Named for their frantic movements when disturbed, the ants have been spreading throughout the Far North over the past decade, while threatening parts of the world heritage-listed Wet Tropics region.
The ants release a formic acid that can cause temporary blindness, something Frank Teodo knows all too well.
The Edmonton resident (pictured) has been battling a yellow crazy ant infestation inside his home for the past three years and has lost his sight on three occasions after they crawled on his face while he was asleep.
Mr Teodo required daily medical check-ups and steroid treatments while battling blindness and then blurred vision.
"It's excruciating, it's like if you got a bit of grit in your eye and it became badly inflamed, but it's non-stop," he said.
"They come in through your light fittings and you can't stand in the yard or they climb up your legs."
He said aerial baiting performed by Biosecurity officers earlier this year had helped to reduce their numbers.
et Tropics Management Authority chairman Peter Valentine said the Government's decision to stop the program after only one of three planned sprayings was "illogical".
Mr Valentine said each spray cost about $50,000 -- considerably less than the amount required down the track when infestations had increased.
"It could cost us millions and millions of dollars to tackle if we sit back and let these ants get away," he said.
An outbreak of the ants could threaten wildlife and put the Wet Tropics heritage listing in danger if they are allowed to expand.
"They could displace native ants, knock out all the other invertebrates on the forest floor, affect any ground-nesting bird species and might displace larger mammals from discomfort," he said.
Mr Valentine said the problem also highlighted the failings of securing our ports against introduced pests, such as yellow crazy ants.
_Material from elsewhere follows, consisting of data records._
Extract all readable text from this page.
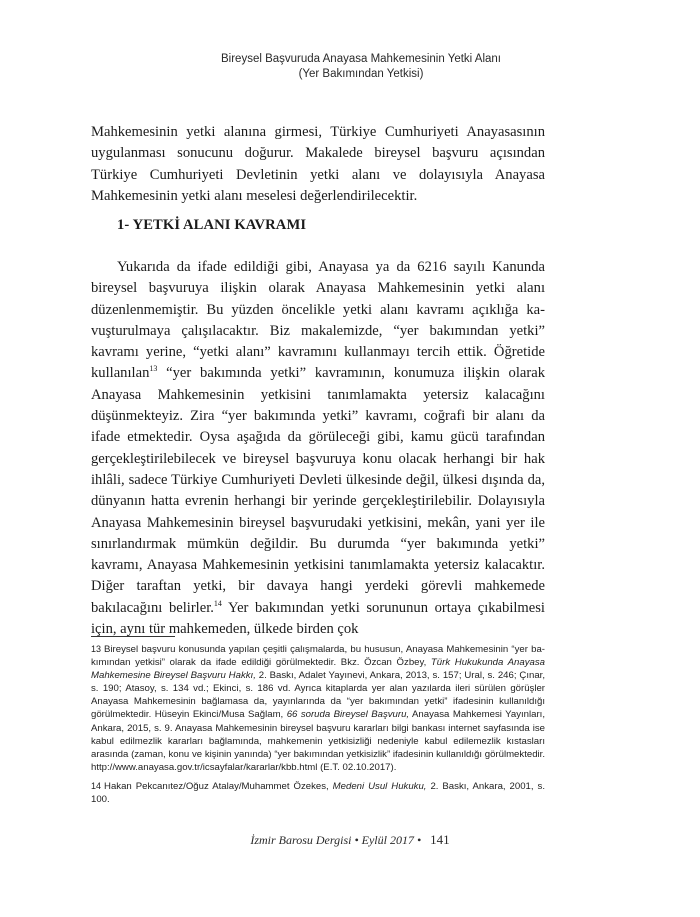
Bireysel Başvuruda Anayasa Mahkemesinin Yetki Alanı
(Yer Bakımından Yetkisi)

Mahkemesinin yetki alanına girmesi, Türkiye Cumhuriyeti Anayasasının uygulanması sonucunu doğurur. Makalede bireysel başvuru açısından Türkiye Cumhuriyeti Devletinin yetki alanı ve dolayısıyla Anayasa Mahkemesinin yetki alanı meselesi değerlendirilecektir.

1- YETKİ ALANI KAVRAMI

Yukarıda da ifade edildiği gibi, Anayasa ya da 6216 sayılı Kanunda bireysel başvuruya ilişkin olarak Anayasa Mahkemesinin yetki alanı düzenlenmemiştir. Bu yüzden öncelikle yetki alanı kavramı açıklığa kavuşturulmaya çalışılacaktır. Biz makalemizde, “yer bakımından yetki” kavramı yerine, “yetki alanı” kavramını kullanmayı tercih ettik. Öğretide kullanılan$^{13}$ “yer bakımında yetki” kavramının, konumuza ilişkin olarak Anayasa Mahkemesinin yetkisini tanımlamakta yetersiz kalacağını düşünmekteyiz. Zira “yer bakımında yetki” kavramı, coğrafi bir alanı da ifade etmektedir. Oysa aşağıda da görüleceği gibi, kamu gücü tarafından gerçekleştirilebilecek ve bireysel başvuruya konu olacak herhangi bir hak ihlâli, sadece Türkiye Cumhuriyeti Devleti ülkesinde değil, ülkesi dışında da, dünyanın hatta evrenin herhangi bir yerinde gerçekleştirilebilir. Dolayısıyla Anayasa Mahkemesinin bireysel başvurudaki yetkisini, mekân, yani yer ile sınırlandırmak mümkün değildir. Bu durumda “yer bakımında yetki” kavramı, Anayasa Mahkemesinin yetkisini tanımlamakta yetersiz kalacaktır. Diğer taraftan yetki, bir davaya hangi yerdeki görevli mahkemede bakılacağını belirler.$^{14}$ Yer bakımından yetki sorununun ortaya çıkabilmesi için, aynı tür mahkemeden, ülkede birden çok

13 Bireysel başvuru konusunda yapılan çeşitli çalışmalarda, bu hususun, Anayasa Mahkemesinin “yer bakımından yetkisi” olarak da ifade edildiği görülmektedir. Bkz. Özcan Özbey, Türk Hukukunda Anayasa Mahkemesine Bireysel Başvuru Hakkı, 2. Baskı, Adalet Yayınevi, Ankara, 2013, s. 157; Ural, s. 246; Çınar, s. 190; Atasoy, s. 134 vd.; Ekinci, s. 186 vd. Ayrıca kitaplarda yer alan yazılarda ileri sürülen görüşler Anayasa Mahkemesinin bağlamasa da, yayınlarında da “yer bakımından yetki” ifadesinin kullanıldığı görülmektedir. Hüseyin Ekinci/Musa Sağlam, 66 soruda Bireysel Başvuru, Anayasa Mahkemesi Yayınları, Ankara, 2015, s. 9. Anayasa Mahkemesinin bireysel başvuru kararları bilgi bankası internet sayfasında ise kabul edilmezlik kararları bağlamında, mahkemenin yetkisizliği nedeniyle kabul edilemezlik kıstasları arasında (zaman, konu ve kişinin yanında) “yer bakımından yetkisizlik” ifadesinin kullanıldığı görülmektedir. http://www.anayasa.gov.tr/icsayfalar/kararlar/kbb.html (E.T. 02.10.2017).

14 Hakan Pekcanıtez/Oğuz Atalay/Muhammet Özekes, Medeni Usul Hukuku, 2. Baskı, Ankara, 2001, s. 100.

İzmir Barosu Dergisi • Eylül 2017 • 141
Cane farmers have also complained the ants are affecting their livelihood, including Edmonton farmer Deano Zappala who said an infestation had forced him to lose crops.
Entomologist Nader Sallam said while the yellow crazy ants did not directly attack cane crops, they allowed secondary pests to do the damage.
"They don't eat cane, but they provide protection for other secondary pests that produce a honey dew, like whiteflies, aphids or scale insects," he said.
Chief Biosecurity officer Jim Thompson was unavailable for comment, but a spokesperson said eradication was no longer considered feasible.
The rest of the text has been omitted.